Bell’s palsy is a form of facial paralysis, usually one-sided, that can occur at any age . It is characterised by an abrupt onset in difficulty closing the eyelid, drooping at the side of the mouth, inability to raise the eyebrows and bulge the cheeks, wrinkles are absent on the affected side and there is an altered sense of taste.
There is often irritation in the affected eye due to it being constantly exposed. The affected side is usually hypersensitive with pain in or around the ear.
The incidence in the West is approximately 20-30 cases per 100 000 people, however recently at the Allerton Heath Centre we have noticed an increase in the number of people requesting treatment for Bell’s palsy.
Sir Charles Bell (1774-1842) was a Scottish surgeon-anatomist who found that the 7th cranial nerve controlled facial expression and compression of this nerve led to facial paralysis, hence the name Bell’s Palsy. The facial nerve passes through a narrow gap of bone as it runs from the brain to the face. One of the causes of is thought to be a virus such as Herpes that can cause inflammation of the nerve so that it presses against the cheekbone thus interfering with the nervous signals from the brain to the face, leading to weakness and paralysis.
People with a lowered immune system (e.g. pregnant women, those who are HIV+, those recovering from influenza) are at increased risk of developing Bell’s palsy. It is also slightly more prevalent during the Winter.

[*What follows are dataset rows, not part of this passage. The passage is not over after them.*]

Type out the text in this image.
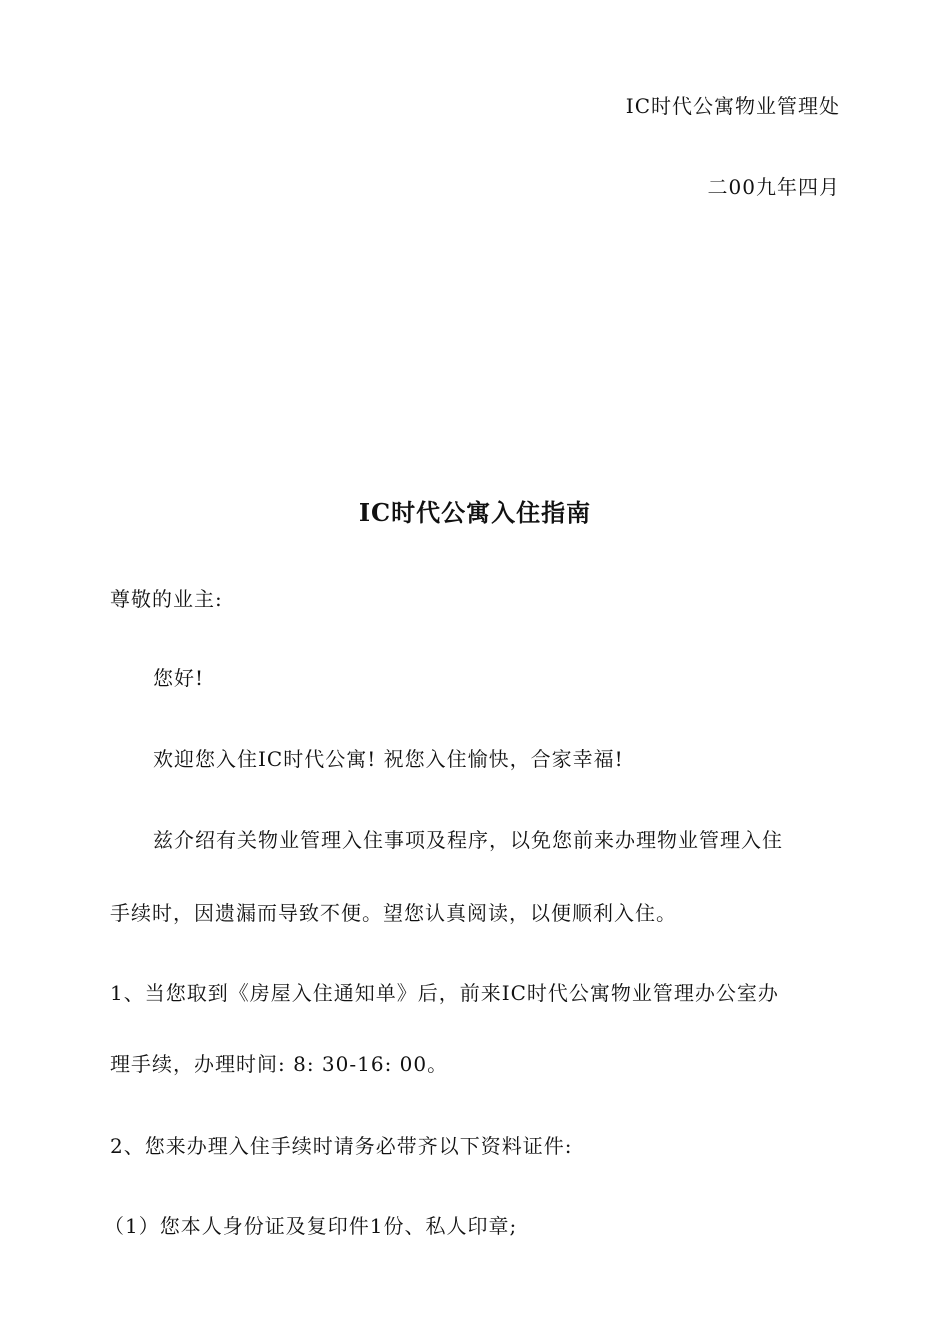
IC时代公寓物业管理处
二00九年四月
IC时代公寓入住指南
尊敬的业主:
您好!
欢迎您入住IC时代公寓! 祝您入住愉快，合家幸福!
兹介绍有关物业管理入住事项及程序，以免您前来办理物业管理入住
手续时，因遗漏而导致不便。望您认真阅读，以便顺利入住。
1、当您取到《房屋入住通知单》后，前来IC时代公寓物业管理办公室办
理手续，办理时间: 8: 30-16: 00。
2、您来办理入住手续时请务必带齐以下资料证件:
（1）您本人身份证及复印件1份、私人印章;
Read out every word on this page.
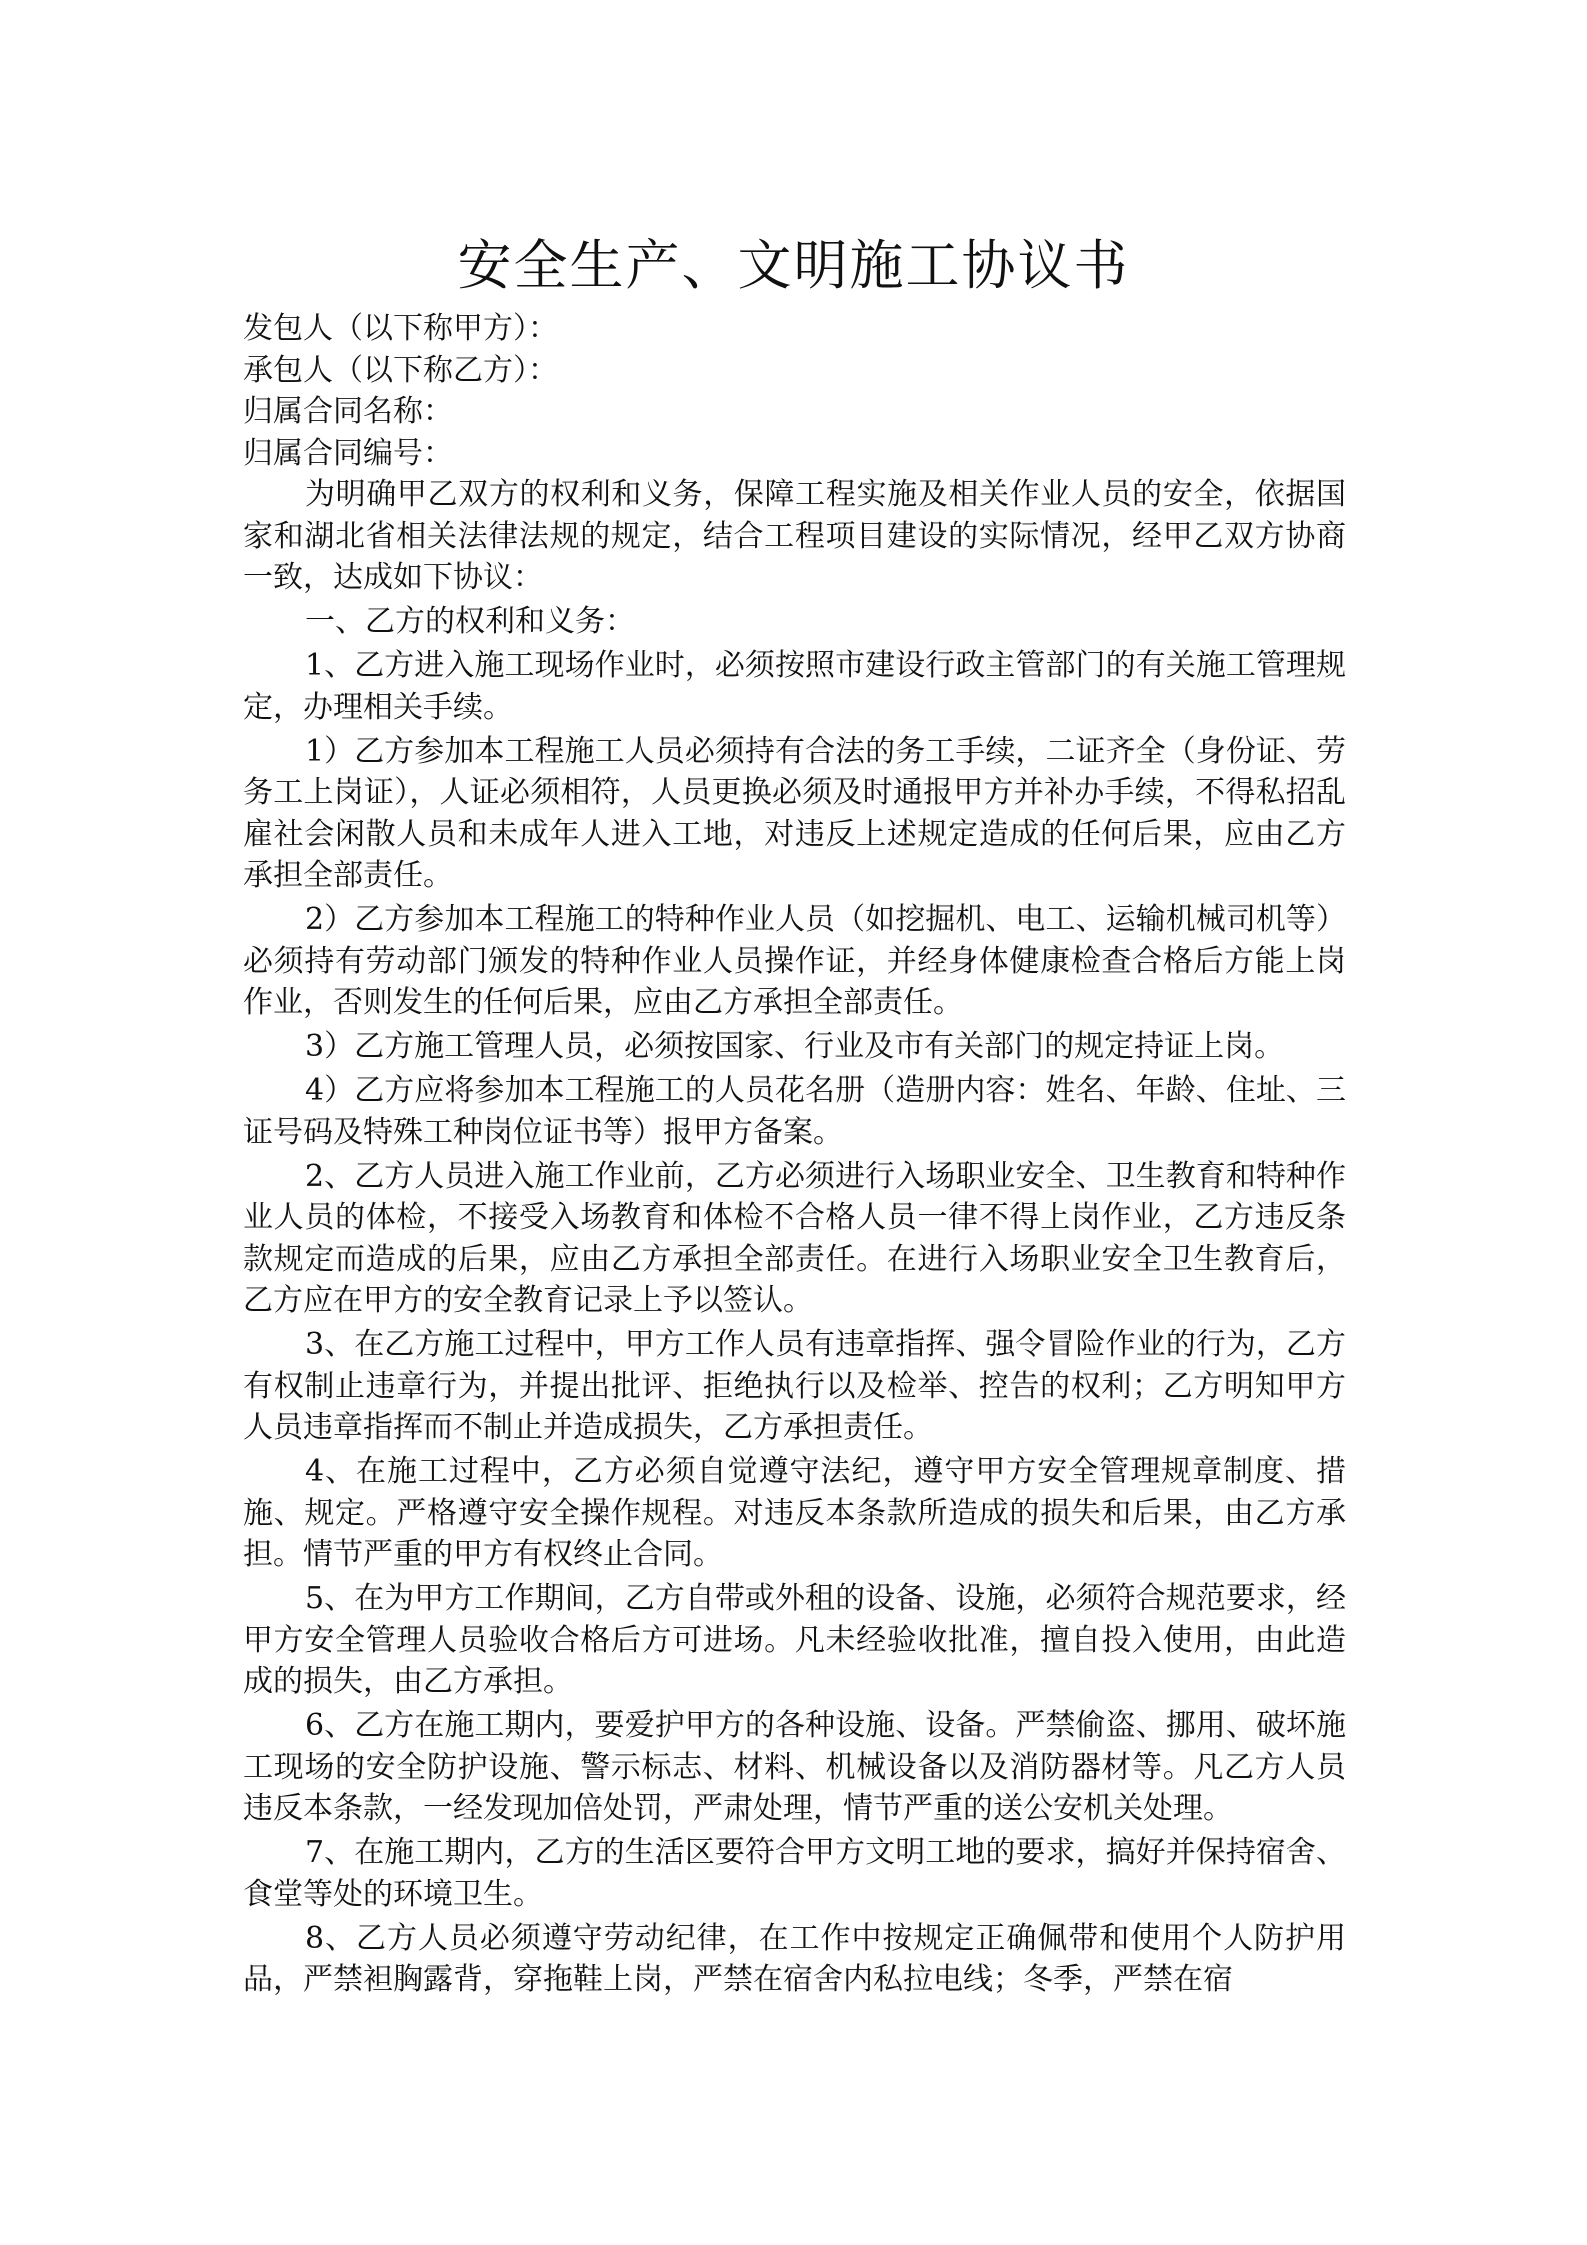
安全生产、文明施工协议书

发包人（以下称甲方）：

承包人（以下称乙方）：

归属合同名称：

归属合同编号：

为明确甲乙双方的权利和义务，保障工程实施及相关作业人员的安全，依据国家和湖北省相关法律法规的规定，结合工程项目建设的实际情况，经甲乙双方协商一致，达成如下协议：

一、乙方的权利和义务：

1、乙方进入施工现场作业时，必须按照市建设行政主管部门的有关施工管理规定，办理相关手续。

1）乙方参加本工程施工人员必须持有合法的务工手续，二证齐全（身份证、劳务工上岗证），人证必须相符，人员更换必须及时通报甲方并补办手续，不得私招乱雇社会闲散人员和未成年人进入工地，对违反上述规定造成的任何后果，应由乙方承担全部责任。

2）乙方参加本工程施工的特种作业人员（如挖掘机、电工、运输机械司机等）必须持有劳动部门颁发的特种作业人员操作证，并经身体健康检查合格后方能上岗作业，否则发生的任何后果，应由乙方承担全部责任。

3）乙方施工管理人员，必须按国家、行业及市有关部门的规定持证上岗。

4）乙方应将参加本工程施工的人员花名册（造册内容：姓名、年龄、住址、三证号码及特殊工种岗位证书等）报甲方备案。

2、乙方人员进入施工作业前，乙方必须进行入场职业安全、卫生教育和特种作业人员的体检，不接受入场教育和体检不合格人员一律不得上岗作业，乙方违反条款规定而造成的后果，应由乙方承担全部责任。在进行入场职业安全卫生教育后，乙方应在甲方的安全教育记录上予以签认。

3、在乙方施工过程中，甲方工作人员有违章指挥、强令冒险作业的行为，乙方有权制止违章行为，并提出批评、拒绝执行以及检举、控告的权利；乙方明知甲方人员违章指挥而不制止并造成损失，乙方承担责任。

4、在施工过程中，乙方必须自觉遵守法纪，遵守甲方安全管理规章制度、措施、规定。严格遵守安全操作规程。对违反本条款所造成的损失和后果，由乙方承担。情节严重的甲方有权终止合同。

5、在为甲方工作期间，乙方自带或外租的设备、设施，必须符合规范要求，经甲方安全管理人员验收合格后方可进场。凡未经验收批准，擅自投入使用，由此造成的损失，由乙方承担。

6、乙方在施工期内，要爱护甲方的各种设施、设备。严禁偷盗、挪用、破坏施工现场的安全防护设施、警示标志、材料、机械设备以及消防器材等。凡乙方人员违反本条款，一经发现加倍处罚，严肃处理，情节严重的送公安机关处理。

7、在施工期内，乙方的生活区要符合甲方文明工地的要求，搞好并保持宿舍、食堂等处的环境卫生。

8、乙方人员必须遵守劳动纪律，在工作中按规定正确佩带和使用个人防护用品，严禁袒胸露背，穿拖鞋上岗，严禁在宿舍内私拉电线；冬季，严禁在宿
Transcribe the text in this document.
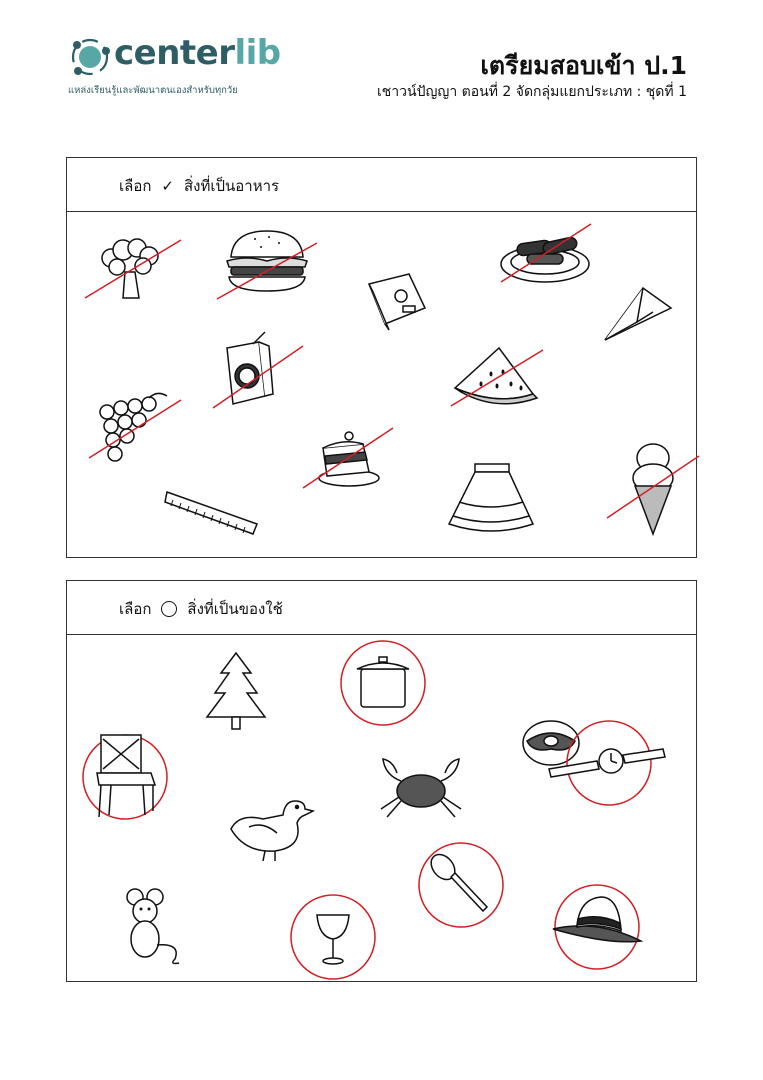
centerlib
แหล่งเรียนรู้และพัฒนาตนเองสำหรับทุกวัย
เตรียมสอบเข้า ป.1
เชาวน์ปัญญา ตอนที่ 2 จัดกลุ่มแยกประเภท : ชุดที่ 1
เลือก ✓ สิ่งที่เป็นอาหาร
เลือก สิ่งที่เป็นของใช้
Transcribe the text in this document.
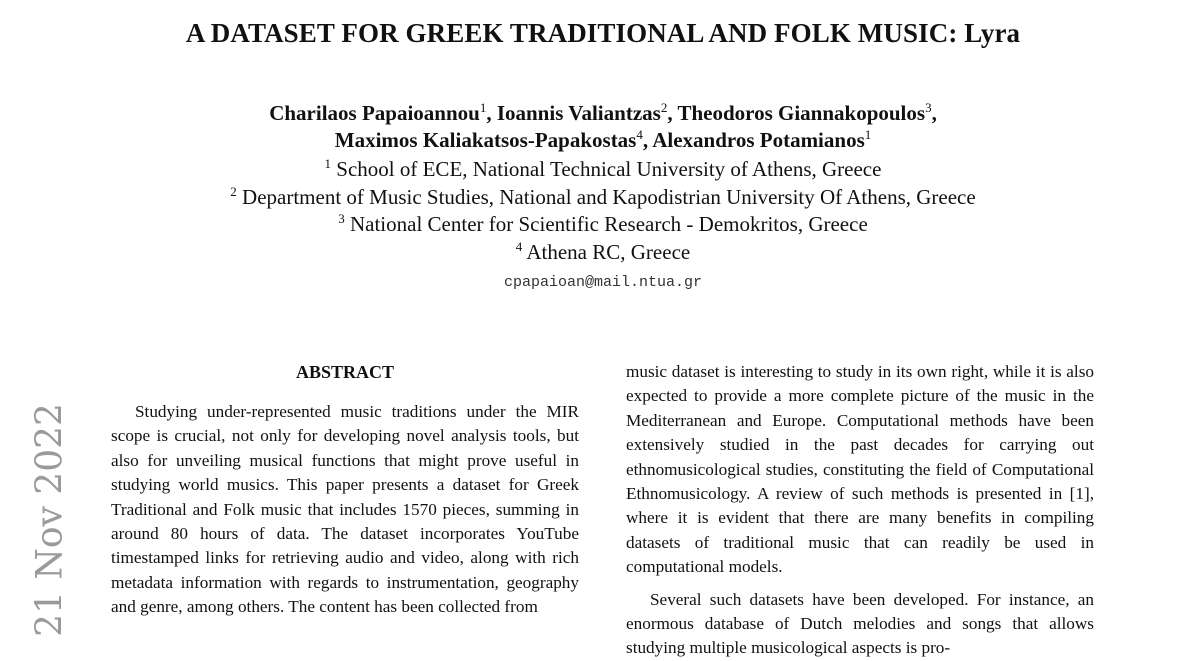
A DATASET FOR GREEK TRADITIONAL AND FOLK MUSIC: Lyra
Charilaos Papaioannou$^1$, Ioannis Valiantzas$^2$, Theodoros Giannakopoulos$^3$,
Maximos Kaliakatsos-Papakostas$^4$, Alexandros Potamianos$^1$
$^1$ School of ECE, National Technical University of Athens, Greece
$^2$ Department of Music Studies, National and Kapodistrian University Of Athens, Greece
$^3$ National Center for Scientific Research - Demokritos, Greece
$^4$ Athena RC, Greece
cpapaioan@mail.ntua.gr
21 Nov 2022
ABSTRACT

Studying under-represented music traditions under the MIR scope is crucial, not only for developing novel analysis tools, but also for unveiling musical functions that might prove useful in studying world musics. This paper presents a dataset for Greek Traditional and Folk music that includes 1570 pieces, summing in around 80 hours of data. The dataset incorporates YouTube timestamped links for retrieving audio and video, along with rich metadata information with regards to instrumentation, geography and genre, among others. The content has been collected from

music dataset is interesting to study in its own right, while it is also expected to provide a more complete picture of the music in the Mediterranean and Europe. Computational methods have been extensively studied in the past decades for carrying out ethnomusicological studies, constituting the field of Computational Ethnomusicology. A review of such methods is presented in [1], where it is evident that there are many benefits in compiling datasets of traditional music that can readily be used in computational models.

Several such datasets have been developed. For instance, an enormous database of Dutch melodies and songs that allows studying multiple musicological aspects is pro-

In Traditional Chinese Medicine (TCM) theory, facial paralysis is caused by an emptiness and weakness of the acupuncture channels on the face. This emptiness allows an invasion of Wind resulting in stagnation of Qi and blood, causing flaccidity of the muscles. The treatment principle would be to remove obstruction from the channels and rectify any deficiencies of Qi and blood that allowed the invasion to occur.
Although TCM uses different language to describe the causes of facial paralysis there are similarities with the Western medicine viewpoint. Bell’s Palsy occurs mainly in those with a weakened immune system (deficient in Qi and blood), herpes virus is thought to be an instigator (invasion of a Pathogenic Factor such as Wind) and inflammation/compression of the 7th cranial nerve (stagnation of Qi and blood).
Acupuncture points are needled local to the affected region(s) and body points will be needled too to address any underlying imbalances. It is advisable to have acupuncture treatment as soon as possible as this will increase effectiveness. Most people will have around 6 - 8 weekly acupuncture sessions initially with frequency of visits tailoring off. In China people will have acupuncture daily for 2 weeks which seems to hasten recovery. Anecdotally, whilst studying in China I saw many people with Bell’s palsy. I was told that the Chinese have a higher incidence of Bell’s palsy than Westerners but have a lower incidence of MS than in the West.
The sudden and dramatic onset can have profound effects on a person’s mental health and self esteem. Acupuncture can help to lift the mood and lessen anxiety.
Acupuncture can help with Bell’s palsy by reducing the inflammation of the facial nerve, addressing any underlying imbalances and calming anxiety.